Déjà vu!!!!!

I am sure once I moved out of my mother's place, she didn't know what hit her.  It must have become SO, SO quiet all of a sudden.  When I lived with her for six weeks, there was never a dull moment.

My Mamacita had an old, decrepit lock on her apartment door that was getting harder and harder to open with the key.  I warned her that she wouldn't be able to get in one day, and she needed to advise her landlord. She did call him but he put her off by saying that he had ordered a BRAND NEW DOOR, with a BRAND NEW LOCK, both of which were on back order, but would be arriving soon.

Soooooooo.... I advised Mamacita NOT to lock her door. Absolutely TOTALLY POINTLESS advice. When you are elderly, you need to feel secure, so you lock your door; all of which is fine when you are inside your apartment, but NOT so fine, when you are trying to get in.

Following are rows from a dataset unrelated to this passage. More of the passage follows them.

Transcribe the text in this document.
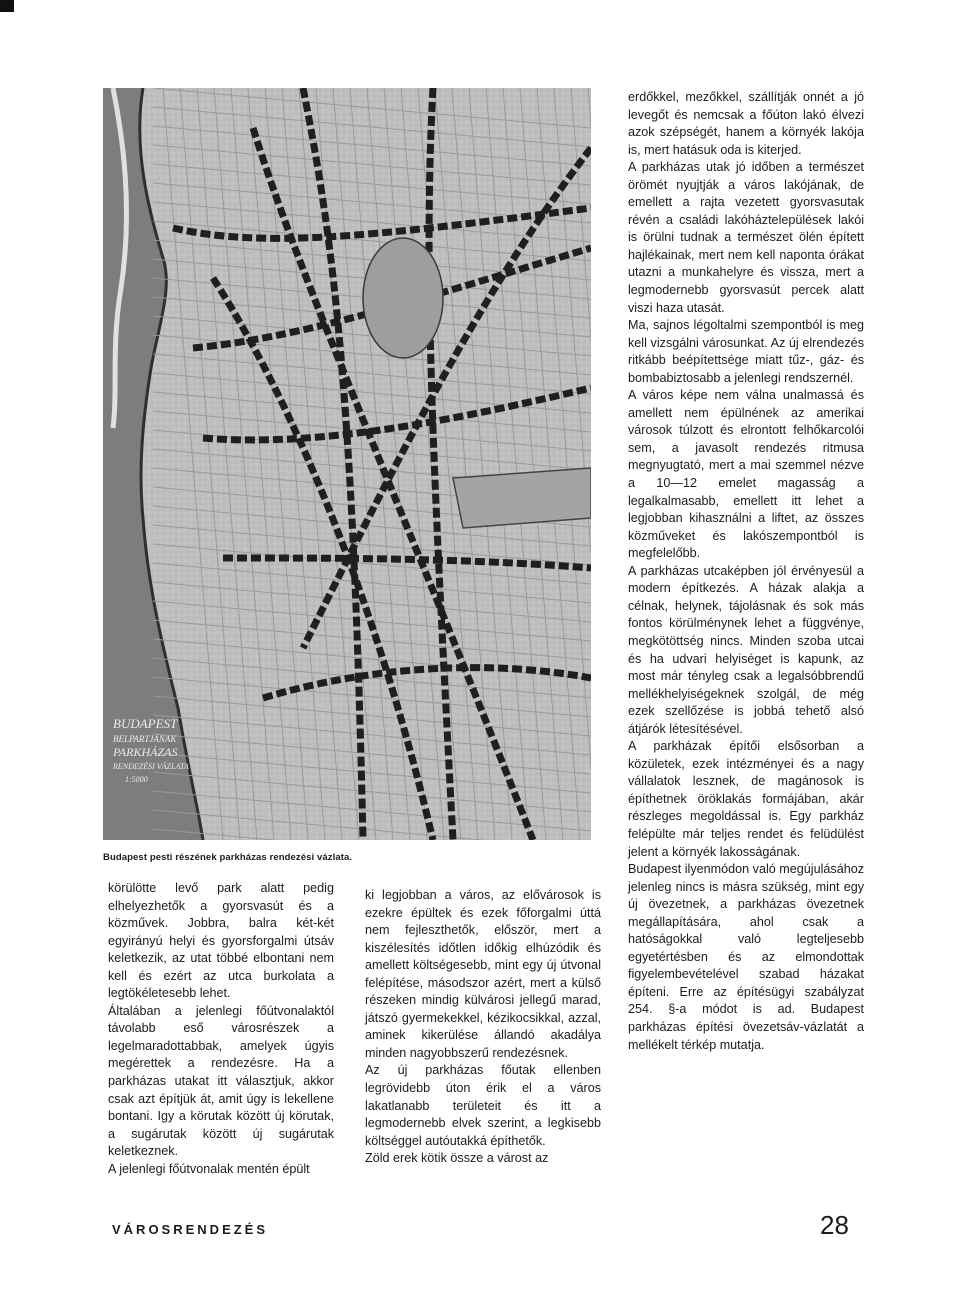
BUDAPEST
BELPARTJÁNAK
PARKHÁZAS
RENDEZÉSI VÁZLATA
1:5000
Budapest pesti részének parkházas rendezési vázlata.

körülötte levő park alatt pedig elhelyezhetők a gyorsvasút és a közművek. Jobbra, balra két-két egyirányú helyi és gyorsforgalmi útsáv keletkezik, az utat többé elbontani nem kell és ezért az utca burkolata a legtökéletesebb lehet.

Általában a jelenlegi főútvonalaktól távolabb eső városrészek a legelmaradottabbak, amelyek úgyis megérettek a rendezésre. Ha a parkházas utakat itt választjuk, akkor csak azt építjük át, amit úgy is lekellene bontani. Igy a körutak között új körutak, a sugárutak között új sugárutak keletkeznek.

A jelenlegi főútvonalak mentén épült

ki legjobban a város, az elővárosok is ezekre épültek és ezek főforgalmi úttá nem fejleszthetők, először, mert a kiszélesítés időtlen időkig elhúzódik és amellett költségesebb, mint egy új útvonal felépítése, másodszor azért, mert a külső részeken mindig külvárosi jellegű marad, játszó gyermekekkel, kézikocsikkal, azzal, aminek kikerülése állandó akadálya minden nagyobbszerű rendezésnek.

Az új parkházas főutak ellenben legrövidebb úton érik el a város lakatlanabb területeit és itt a legmodernebb elvek szerint, a legkisebb költséggel autóutakká építhetők.

Zöld erek kötik össze a várost az

erdőkkel, mezőkkel, szállítják onnét a jó levegőt és nemcsak a főúton lakó élvezi azok szépségét, hanem a környék lakója is, mert hatásuk oda is kiterjed.

A parkházas utak jó időben a természet örömét nyujtják a város lakójának, de emellett a rajta vezetett gyorsvasutak révén a családi lakóháztelepülések lakói is örülni tudnak a természet ölén épített hajlékainak, mert nem kell naponta órákat utazni a munkahelyre és vissza, mert a legmodernebb gyorsvasút percek alatt viszi haza utasát.

Ma, sajnos légoltalmi szempontból is meg kell vizsgálni városunkat. Az új elrendezés ritkább beépítettsége miatt tűz-, gáz- és bombabiztosabb a jelenlegi rendszernél.

A város képe nem válna unalmassá és amellett nem épülnének az amerikai városok túlzott és elrontott felhőkarcolói sem, a javasolt rendezés ritmusa megnyugtató, mert a mai szemmel nézve a 10—12 emelet magasság a legalkalmasabb, emellett itt lehet a legjobban kihasználni a liftet, az összes közműveket és lakószempontból is megfelelőbb.

A parkházas utcaképben jól érvényesül a modern építkezés. A házak alakja a célnak, helynek, tájolásnak és sok más fontos körülménynek lehet a függvénye, megkötöttség nincs. Minden szoba utcai és ha udvari helyiséget is kapunk, az most már tényleg csak a legalsóbbrendű mellékhelyiségeknek szolgál, de még ezek szellőzése is jobbá tehető alsó átjárók létesítésével.

A parkházak építői elsősorban a közületek, ezek intézményei és a nagy vállalatok lesznek, de magánosok is építhetnek öröklakás formájában, akár részleges megoldással is. Egy parkház felépülte már teljes rendet és felüdülést jelent a környék lakosságának.

Budapest ilyenmódon való megújulásához jelenleg nincs is másra szükség, mint egy új övezetnek, a parkházas övezetnek megállapítására, ahol csak a hatóságokkal való legteljesebb egyetértésben és az elmondottak figyelembevételével szabad házakat építeni. Erre az építésügyi szabályzat 254. §-a módot is ad. Budapest parkházas építési övezetsáv-vázlatát a mellékelt térkép mutatja.

VÁROSRENDEZÉS	28
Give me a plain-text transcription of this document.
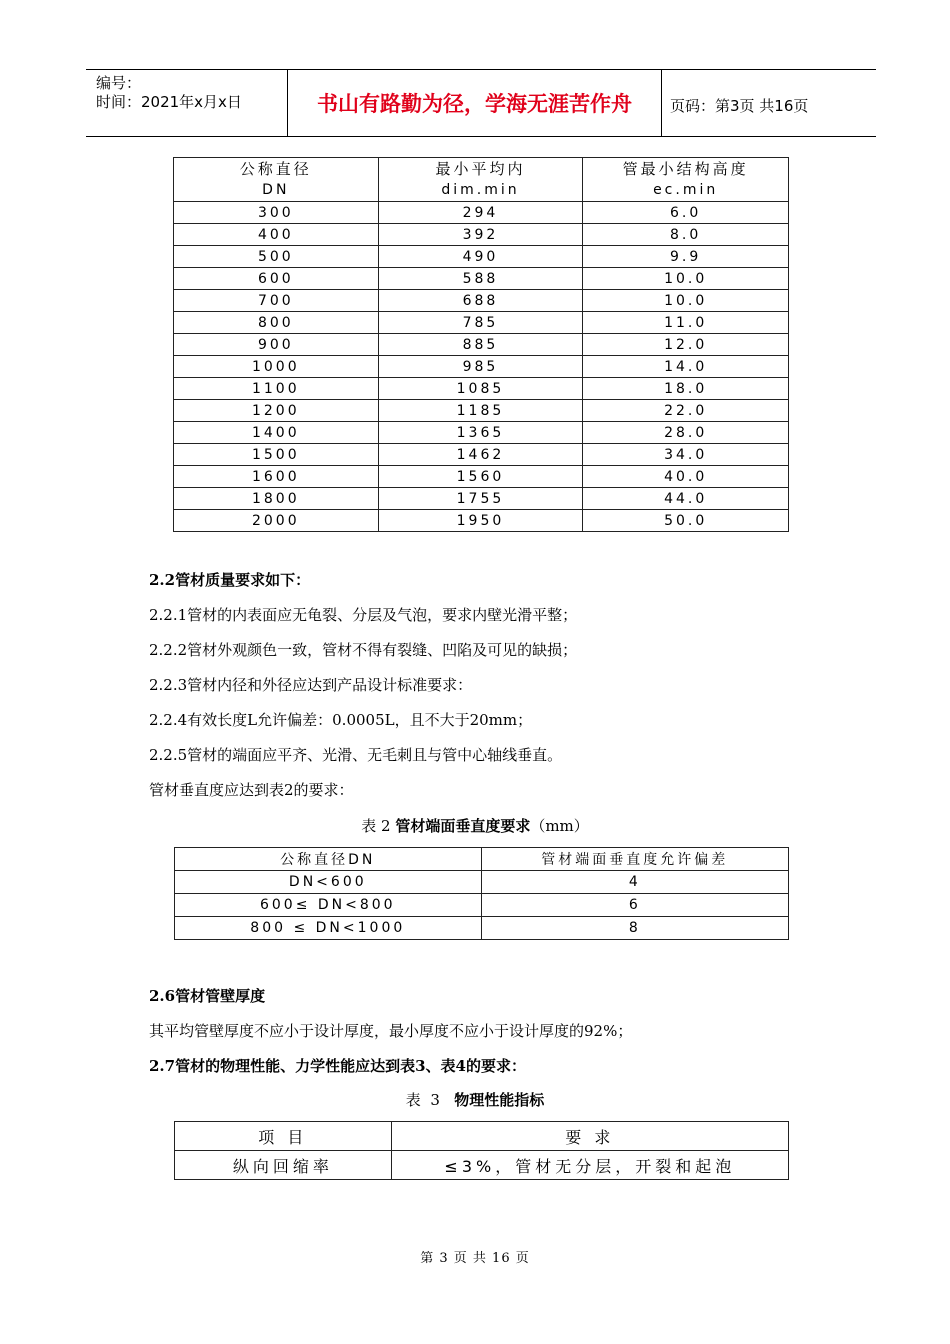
编号：
时间：2021年x月x日	书山有路勤为径，学海无涯苦作舟	页码：第3页 共16页
公称直径	最小平均内	管最小结构高度
DN	dim.min	ec.min
300	294	6.0
400	392	8.0
500	490	9.9
600	588	10.0
700	688	10.0
800	785	11.0
900	885	12.0
1000	985	14.0
1100	1085	18.0
1200	1185	22.0
1400	1365	28.0
1500	1462	34.0
1600	1560	40.0
1800	1755	44.0
2000	1950	50.0
2.2管材质量要求如下：
2.2.1管材的内表面应无龟裂、分层及气泡，要求内壁光滑平整；
2.2.2管材外观颜色一致，管材不得有裂缝、凹陷及可见的缺损；
2.2.3管材内径和外径应达到产品设计标准要求：
2.2.4有效长度L允许偏差：0.0005L，且不大于20mm；
2.2.5管材的端面应平齐、光滑、无毛刺且与管中心轴线垂直。
管材垂直度应达到表2的要求：
表 2 管材端面垂直度要求（mm）
公称直径DN	管材端面垂直度允许偏差
DN<600	4
600≤ DN<800	6
800 ≤ DN<1000	8
2.6管材管壁厚度
其平均管壁厚度不应小于设计厚度，最小厚度不应小于设计厚度的92%；
2.7管材的物理性能、力学性能应达到表3、表4的要求：
表  3 物理性能指标
项 目	要 求
纵向回缩率	≤3%，管材无分层，开裂和起泡
第 3 页 共 16 页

Two weeks later the door is still on backorder, but Mamancita and I haven't really gone anywhere together, so we haven't had to lock the door when no one is home. One day we decide to go look at a house for rent.  A waste of time to remind Mamacita NOT to lock the door, so I scoot out the back patio doors on the pretext of checking my laundry on the clothesline, just as we are about to leave.  I come back in and deliberately leave the patio door unlocked. I foolishly say to myself, "We are good to go!"

We visit the house (too far in the woods) and upon returning, Mamancita struggles with the key to open the front door.  I am about to zip out back and go in through the patio doors when she informs me that she had LOCKED those as well! Which means she surreptiously snuck up behind me and locked them as we were leaving.

No point in being upset with her. It isn't her fault she wants to protect her home and belongings.  However, I am SO TICKED off at her landlord, Dufus, that I could spit.
She calls him. He is in town.  His wife assures my mother that he will be there lickety-split to get the door open. 

I don't want to be there, because I will tear a strip off him and Mamacita has already warned me to NOT say a word to him. Being the good daughter that I am, I ask to borrow her shoes so I can go for a run with my dog, and blow off some steam.  I am wearing opened backed mules. You can't run in those.  Off I go, and my mother goes to grab a quick lunch at Tim's.

When I return about 45 minutes later, I see her landlord driving away.  I think, "Awesome, he fixed the door!"   No, no, no! He can't get in EITHER. He has gone to get a sledge hammer. I decide to park myself in my useless car that is sitting in the driveway. It has to be good for something since it blew a gasket, and is essentially worthless. I least I have a place to cool my jets.  Dufus returns... with a sledge hammer.  I don't trust myself to keep my mouth SHUT, so I go sit on the back step and wait.  Rather quickly, I see my mother in the apartment and she lets me in.

"So, we are all set now?  We can go out and lock the door?", I ask.  "Not exactly," Mamancita says sweetly.  " He put in a lock that works, but there is no key."  WHAT?  THIS BEGGARS BELIEF!  The cheapo has put in an old lock, left over from another apartment, probably, which you can lock from the inside. HOWEVER, we are exactly where we were when this whole story STARTED!  We can't open the front door if it is locked. This time because we DON'T ACTUALLY EVEN HAVE a key.

I cannot believe this. I am totally gobsmacked!

For a week I make sure we don't go anywhere together, and I watch Mamancita closely.  When she is away one day, I call the landlord's wife and give her a piece of my mind. Very nicely, mind you, but nontheless, a piece of my mind.  "How would you like to go out in the evening, and have to leave your front door unlocked?", I ask you.  She tells me I can call her husband on his cell and tell him this, and I say "No, you tell him!", thereby keeping my promise to my mother.

This was Thursday.  Monday morning Maman had her new door and fancy new lock with KEYS, installed! 

Payback? Six weeks later my mother moved OUT of that apartment and into a newer one. Her landlord is a woman.  Hopefully she won't stress out her tenants by being so cavalier about replacing a simple front door lock. A good landlord who pays attention to the needs of his/her elderly, faithful tenants is worth their weight in gold. Take heed if you have elderly parents living in an apartment.  Make sure their needs are not being ignored by their landlord.

This was the second time in less than nine months, that I have been locked out of my abode!  I and everyone else - thank goodness for sledge hammers!